I have a url that contains just a list. For example, the path https://somepath.com/dev/doc/72 returns simply (no html code):
[
"A/RES/72/1",
"A/RES/72/2",
"A/RES/72/3",
"A/RES/72/4"
]
I want to take the entire contents (including the square brackets) and make this into a list. Doing it by hand, I can copy/paste as a list like this:
docs = [
"A/RES/72/1",
"A/RES/72/2",
"A/RES/72/3",
"A/RES/72/4"
]
print(docs)
['A/RES/72/1', 'A/RES/72/2', 'A/RES/72/3', 'A/RES/72/4']
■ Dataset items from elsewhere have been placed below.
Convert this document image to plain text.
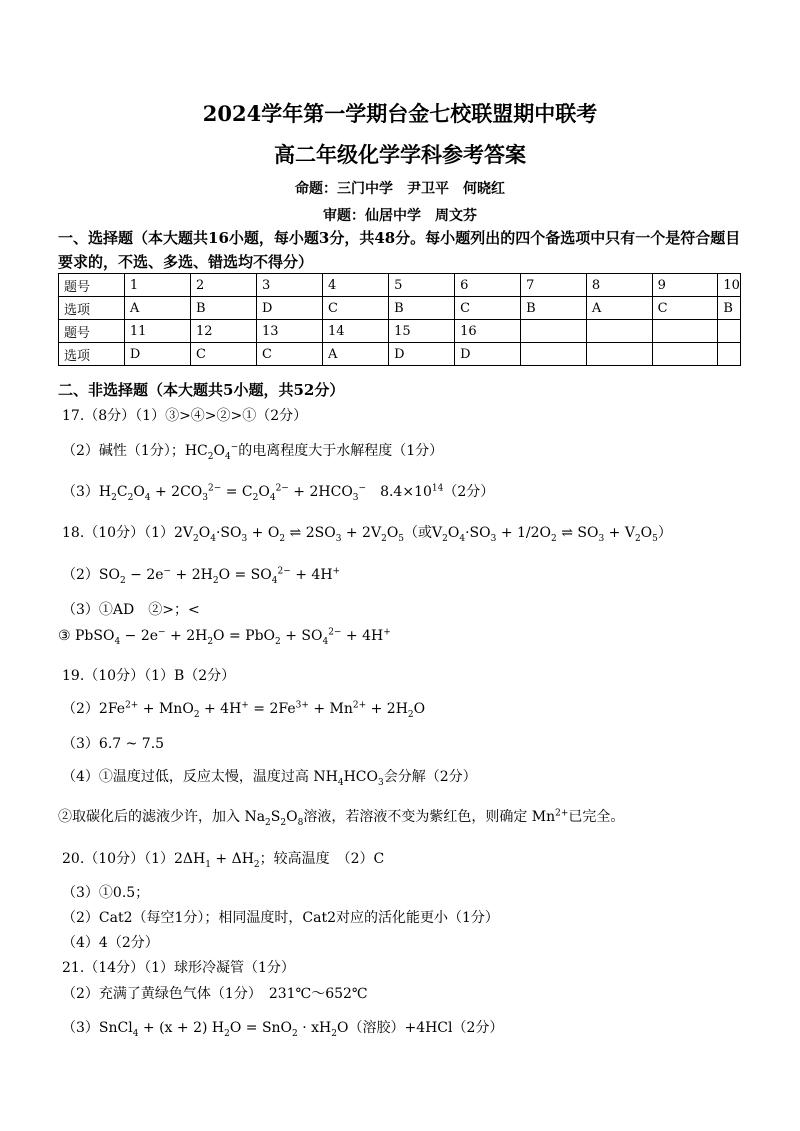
2024学年第一学期台金七校联盟期中联考
高二年级化学学科参考答案
命题：三门中学 尹卫平 何晓红
审题：仙居中学 周文芬
一、选择题（本大题共16小题，每小题3分，共48分。每小题列出的四个备选项中只有一个是符合题目要求的，不选、多选、错选均不得分）
题号	1	2	3	4	5	6	7	8	9	10
选项	A	B	D	C	B	C	B	A	C	B
题号	11	12	13	14	15	16				
选项	D	C	C	A	D	D				
二、非选择题（本大题共5小题，共52分）
17.（8分）（1）③>④>②>①（2分）
（2）碱性（1分）；$HC_2O_4^-$的电离程度大于水解程度（1分）
$(3)H_2C_2O_4 + 2CO_3^{2-} = C_2O_4^{2-} + 2HCO_3^-$　 $8.4\times 10^{14}(2$分）
18.（10分）$(1)2V_2O_4\cdot SO_3 + O_2$ ⇌ $2SO_3 + 2V_2O_5$（或$V_2O_4\cdot SO_3 + 1/2O_2$ ⇌ $SO_3 + V_2O_5$）
$(2)SO_2 - 2e^- + 2H_2O = SO_4^{2-} + 4H^+$
（3）①AD　②>；<
③ PbSO$_4$ − $2e^- + 2H_2O = PbO_2 + SO_4^{2-} + 4H^+$
19.（10分）（1）B（2分）
$(2)2Fe^{2+} + MnO_2 + 4H^+ = 2Fe^{3+} + Mn^{2+} + 2H_2O$
（3）6.7 ~ 7.5
（4）①温度过低，反应太慢，温度过高 $NH_4HCO_3$会分解（2分）
②取碳化后的滤液少许，加入 $Na_2S_2O_8$溶液，若溶液不变为紫红色，则确定 $Mn^{2+}$已完全。
20.（10分）$(1)2\Delta H_1 + \Delta H_2$；较高温度　（2）C
（3）①0.5；
（2）Cat2（每空1分）；相同温度时，Cat2对应的活化能更小（1分）
（4）4（2分）
21.（14分）（1）球形冷凝管（1分）
（2）充满了黄绿色气体（1分）　231℃～652℃
（3）SnCl$_4$ + (x + 2) $H_2O = SnO_2 \cdot xH_2O$（溶胶）+4HCl（2分）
I would like to pass the content of the url to the list.
I tried the following
link = "https://somepath.com/dev/doc/72"
f = urlopen(link)
myfile = f.read()
print(myfile)
b'[\n "A/RES/72/1", \n "A/RES/72/2", \n "A/RES/72/3", \n "A/RES/72/4"\n]\n
It's a mess with new lines and not a list.
I'm guessing I would have to parse each line, removing the \n character, or something like this:
file.read().splitlines()
, but that seems overly complicated for such a simple input.
I've seen many solutions that parse .csv files, read inputs from each line, etc. But nothing to deal with a list that is already made and just needs to be called. Thanks for any help and pointers.
edit: I tried this:
import urllib.request # the lib that handles the url stuff
link = "https://somepath.com/dev/doc/72"
a=[]
for line in urllib.request.urlopen(link):
print(line.decode('utf-8'))
a.append(line)
a
The print
command gives me something close to what I want. But the append
command gives me a mess again:
[b'[\n',
b' "A/RES/72/1", \n',
b' "A/RES/72/2", \n',
b' "A/RES/72/3", \n',
b' "A/RES/72/4"\n',
b']\n']
Edit: Turns out the url is serving a JSON. The solution by fuglede below (https://stackoverflow.com/a/60119016/10764078):
import requests
docs = requests.get('https://somepath.com/dev/doc/72').json()
I'm going to do some reading on JSON.
Assuming what the site is sending you is JSON, with requests
, this would be obtainable through
import requests
docs = requests.get('https://somepath.com/dev/doc/72').json()